Notice that the request is sent to our synthesis servers instead of
|project_uuid||string||UUID of the project to which the clip should belong|
|voice_uuid||string||UUID of the voice to use for synthesizing|
|data||string||Content to be synthesized. At the moment, SSML is only partially supported.|
A successful response contains bytes which make up a single channel PCM 16 wav file. It can be decoded and played back on the fly.
Try it out
We take advantage of the RIFF format to encode additional data in the header of our wavs, such as:
- The size (in bytes) of the entire file
- The number of audio samples
- The sample rate
- The times at which characters will be pronounced
- The times at which phonemes will be pronounced
Typically, audio libraries will only parse the first three of these values. Therefore if you wish to obtain the audio timestamps, you will either have to use one of our SDKs or handle the decoding yourself, using our wav specification.

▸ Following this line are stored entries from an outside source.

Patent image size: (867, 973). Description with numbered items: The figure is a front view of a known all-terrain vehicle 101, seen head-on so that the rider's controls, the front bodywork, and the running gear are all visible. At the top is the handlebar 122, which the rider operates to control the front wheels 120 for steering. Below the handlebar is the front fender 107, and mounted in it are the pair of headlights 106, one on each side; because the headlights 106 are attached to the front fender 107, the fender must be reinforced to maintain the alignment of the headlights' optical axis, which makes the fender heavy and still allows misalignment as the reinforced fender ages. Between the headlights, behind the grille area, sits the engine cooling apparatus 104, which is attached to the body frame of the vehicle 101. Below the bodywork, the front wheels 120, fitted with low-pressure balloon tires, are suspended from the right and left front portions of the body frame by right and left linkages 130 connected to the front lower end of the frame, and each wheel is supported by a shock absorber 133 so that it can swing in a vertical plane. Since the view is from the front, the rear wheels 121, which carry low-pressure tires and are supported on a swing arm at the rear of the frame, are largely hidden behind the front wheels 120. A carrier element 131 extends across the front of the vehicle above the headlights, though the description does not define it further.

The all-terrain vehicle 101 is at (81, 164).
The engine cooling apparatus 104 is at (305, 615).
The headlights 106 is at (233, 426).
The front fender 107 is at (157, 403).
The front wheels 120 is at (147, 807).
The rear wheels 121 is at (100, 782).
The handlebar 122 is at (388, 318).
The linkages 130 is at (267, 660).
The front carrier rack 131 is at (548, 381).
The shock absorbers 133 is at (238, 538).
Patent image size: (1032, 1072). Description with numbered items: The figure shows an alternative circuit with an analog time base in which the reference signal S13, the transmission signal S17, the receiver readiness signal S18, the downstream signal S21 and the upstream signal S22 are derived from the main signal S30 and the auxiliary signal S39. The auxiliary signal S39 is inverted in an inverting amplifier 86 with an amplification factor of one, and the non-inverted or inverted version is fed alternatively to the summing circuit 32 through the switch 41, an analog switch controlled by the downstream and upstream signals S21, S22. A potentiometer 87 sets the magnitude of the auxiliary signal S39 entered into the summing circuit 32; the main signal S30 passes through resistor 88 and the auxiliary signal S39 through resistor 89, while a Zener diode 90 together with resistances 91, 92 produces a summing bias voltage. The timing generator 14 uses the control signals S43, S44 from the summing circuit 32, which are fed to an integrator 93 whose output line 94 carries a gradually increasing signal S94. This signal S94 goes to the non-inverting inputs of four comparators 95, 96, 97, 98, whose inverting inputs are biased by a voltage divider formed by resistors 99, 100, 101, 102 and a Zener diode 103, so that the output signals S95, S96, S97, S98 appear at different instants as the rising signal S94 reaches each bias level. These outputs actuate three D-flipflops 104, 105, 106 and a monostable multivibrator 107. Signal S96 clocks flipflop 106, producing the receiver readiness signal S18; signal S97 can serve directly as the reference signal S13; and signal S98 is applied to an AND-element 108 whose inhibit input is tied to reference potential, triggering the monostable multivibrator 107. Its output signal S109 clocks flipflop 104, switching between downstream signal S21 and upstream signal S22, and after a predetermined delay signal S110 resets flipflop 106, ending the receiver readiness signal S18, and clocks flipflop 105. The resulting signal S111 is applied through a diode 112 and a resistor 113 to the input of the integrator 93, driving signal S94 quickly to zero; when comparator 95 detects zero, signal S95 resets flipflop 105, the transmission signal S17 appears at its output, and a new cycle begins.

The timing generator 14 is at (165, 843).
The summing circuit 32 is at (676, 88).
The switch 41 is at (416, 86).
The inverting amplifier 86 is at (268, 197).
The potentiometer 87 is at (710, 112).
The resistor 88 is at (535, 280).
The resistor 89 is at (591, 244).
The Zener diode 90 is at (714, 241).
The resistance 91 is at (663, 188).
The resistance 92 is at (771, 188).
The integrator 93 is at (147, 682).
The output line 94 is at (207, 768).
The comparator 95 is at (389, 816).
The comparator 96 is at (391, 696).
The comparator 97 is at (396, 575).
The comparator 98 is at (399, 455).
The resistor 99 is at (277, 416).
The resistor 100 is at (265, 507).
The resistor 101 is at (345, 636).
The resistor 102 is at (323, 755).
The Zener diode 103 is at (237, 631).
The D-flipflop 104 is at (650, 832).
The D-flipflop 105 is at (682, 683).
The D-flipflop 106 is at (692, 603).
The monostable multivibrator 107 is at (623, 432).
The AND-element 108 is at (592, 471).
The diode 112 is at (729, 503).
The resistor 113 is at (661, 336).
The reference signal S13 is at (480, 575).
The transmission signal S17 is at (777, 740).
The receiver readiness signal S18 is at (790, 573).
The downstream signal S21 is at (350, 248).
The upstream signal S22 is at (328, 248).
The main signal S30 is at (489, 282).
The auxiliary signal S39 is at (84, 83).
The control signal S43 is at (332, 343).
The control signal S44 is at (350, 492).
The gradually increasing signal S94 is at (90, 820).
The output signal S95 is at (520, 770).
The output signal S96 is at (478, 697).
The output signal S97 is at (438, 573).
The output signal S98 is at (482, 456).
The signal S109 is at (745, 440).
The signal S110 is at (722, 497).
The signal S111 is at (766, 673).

A typical wav file starts with a RIFF chunk, followed by a format chunk and finally a data chunk. The wav files we return will additionally have a cue chunk, a list chunk and ltxt chunks. These are located between the format and data chunk, and deliver the timestamps information. If you are interested in the full specification of the wav format, see here.
Below is the specification of the wav format that we use. Bytes are encoded in little-endian order. Integers are always unsigned and strings are encoded as ascii characters (with the exception of the ltxt chunks).
Header & Format chunks
|4||Remaining file size (in bytes) after this read*||(file size) - 8|
|4||Format chunk ID||"fmt " (note the space)|
|4||Chunk data size||16|
|2||Compression code||1 (corresponds to PCM)|
|2||Number of channels||1|
|4||Sample rate||8,000 - 48,000|
|4||Byte rate||16,000 - 96,000|
|2||Bits per sample||16|
* If you have an older model, the file size will be 0xFFFFFFFF instead. Please contact us if this is your case, we will upgrade your model.

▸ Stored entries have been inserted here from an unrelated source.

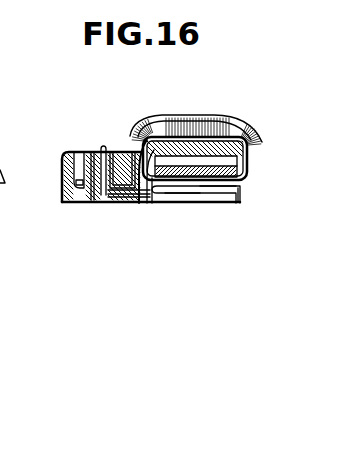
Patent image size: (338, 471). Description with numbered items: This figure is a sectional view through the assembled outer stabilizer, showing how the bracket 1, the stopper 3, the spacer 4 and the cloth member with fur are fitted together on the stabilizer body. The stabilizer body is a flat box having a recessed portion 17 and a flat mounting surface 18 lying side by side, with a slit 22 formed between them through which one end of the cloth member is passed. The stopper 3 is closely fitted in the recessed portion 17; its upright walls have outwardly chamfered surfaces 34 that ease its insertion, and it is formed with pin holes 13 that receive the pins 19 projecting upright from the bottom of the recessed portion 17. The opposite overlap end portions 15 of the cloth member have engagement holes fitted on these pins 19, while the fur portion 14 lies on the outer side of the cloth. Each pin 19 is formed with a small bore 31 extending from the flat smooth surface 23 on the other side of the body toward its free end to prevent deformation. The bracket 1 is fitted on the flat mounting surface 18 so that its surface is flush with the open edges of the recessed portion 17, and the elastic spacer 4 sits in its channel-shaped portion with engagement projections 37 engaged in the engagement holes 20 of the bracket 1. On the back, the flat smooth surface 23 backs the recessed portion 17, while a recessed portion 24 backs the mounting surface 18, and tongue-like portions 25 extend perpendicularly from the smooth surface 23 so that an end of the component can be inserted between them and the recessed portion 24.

The bracket 1 is at (215, 145).
The stopper 3 is at (125, 157).
The spacer 4 is at (246, 161).
The pin holes 13 is at (96, 152).
The fur portion 14 is at (262, 133).
The overlap end portions 15 is at (70, 203).
The recessed portion 17 is at (63, 161).
The flat mounting surface 18 is at (244, 165).
The pins 19 is at (103, 150).
The engagement holes 20 is at (210, 190).
The slit 22 is at (153, 206).
The flat smooth surface 23 is at (106, 216).
The recessed portion 24 is at (243, 196).
The tongue-like portions 25 is at (222, 203).
The small bores 31 is at (90, 215).
The chamfered surfaces 34 is at (70, 178).
The engagement projections 37 is at (185, 190).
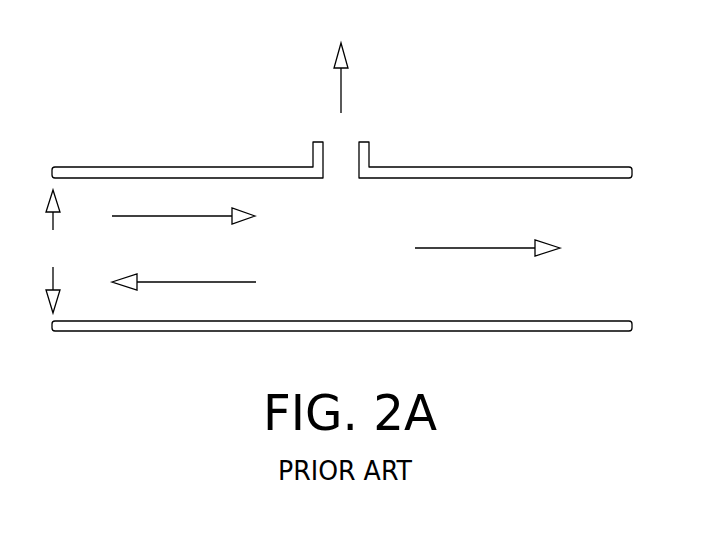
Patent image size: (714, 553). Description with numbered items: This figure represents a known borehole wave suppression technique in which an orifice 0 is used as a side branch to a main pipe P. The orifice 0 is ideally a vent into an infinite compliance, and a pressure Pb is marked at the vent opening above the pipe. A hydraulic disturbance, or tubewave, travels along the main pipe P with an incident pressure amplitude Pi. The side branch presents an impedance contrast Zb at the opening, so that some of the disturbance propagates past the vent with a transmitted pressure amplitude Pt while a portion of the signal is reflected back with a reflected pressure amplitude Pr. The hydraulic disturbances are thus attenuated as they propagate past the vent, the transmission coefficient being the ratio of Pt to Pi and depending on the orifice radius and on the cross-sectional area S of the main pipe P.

The main pipe P is at (603, 313).
The orifice 0 is at (378, 127).
The impedance contrast Zb is at (343, 196).
The back pressure Pb is at (347, 57).
The cross-sectional area of the main pipe S is at (52, 251).
The incident pressure amplitude Pi is at (202, 219).
The reflected pressure amplitude Pr is at (203, 284).
The transmitted pressure amplitude Pt is at (506, 253).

After having parsed these chunks, you will know the sample rate and the total size of the audio file in bytes. Do not use this size to approximate the remaining audio duration, the data chunk will give you the exact length of the audio.
Timestamps (cue, list & ltxt chunks)
|4||Cue chunk ID||"cue "|
|4||Remaining size of the cue chunk after this read||4 + |
|4||Number of remaining cue points|
This chunk is then followed by
n_cue_points cue points:
|4||Cue point ID||0 - 0xFFFFFFFF|
|4||Sample offset||0 - 0xFFFFFFFF|
Cue points are simply a list of time points (expressed as offsets in number of audio samples) which mark the start of graphemes or phonemes.
The graphemes and phonemes are registered in the list chunk.
|4||List chunk ID||"list"|
|4||Remaining size of the list chunk after this read||4 + (sum of ltxt chunk sizes)|
This chunk is then followed by ltxt chunks
|4||LTXT chunk ID||"ltxt"|
|4||Remaining size of this ltxt chunk after this read*||20 + |
|4||Cue point ID||0 - 0xFFFFFFFF|
|4||Length in number of samples||1 - 0xFFFFFFFF|
|4||Character type||"grph" OR "phon"|
|The UTF-8 encoded text with a "\0" termination character||*|
The wav specification requires that all chunks be aligned on multiples of the block align value (always 2 in our encoding). Therefore if
text_length is odd, you must skip an additional byte after having read the chunk.
Each LTXT chunk corresponds to a character or a phoneme (possibly with stress and duration characters). To get the starting position, take the cue point with the same ID as in the LTXT chunk and take its sample offset. To get the ending position, add the length in number of samples from the LTXT chunk to the starting position.
Graphemes are given first, in sequential order. They have the "grph" character type. Then, phonemes follow with the "phon" character type.
Audio data chunk
Finally, the audio data chunk follows.
|4||Data chunk ID||"data"|
|4||Number of remaining audio samples * 2|
The remainder of the wav file are the PCM 16 encoded audio bytes.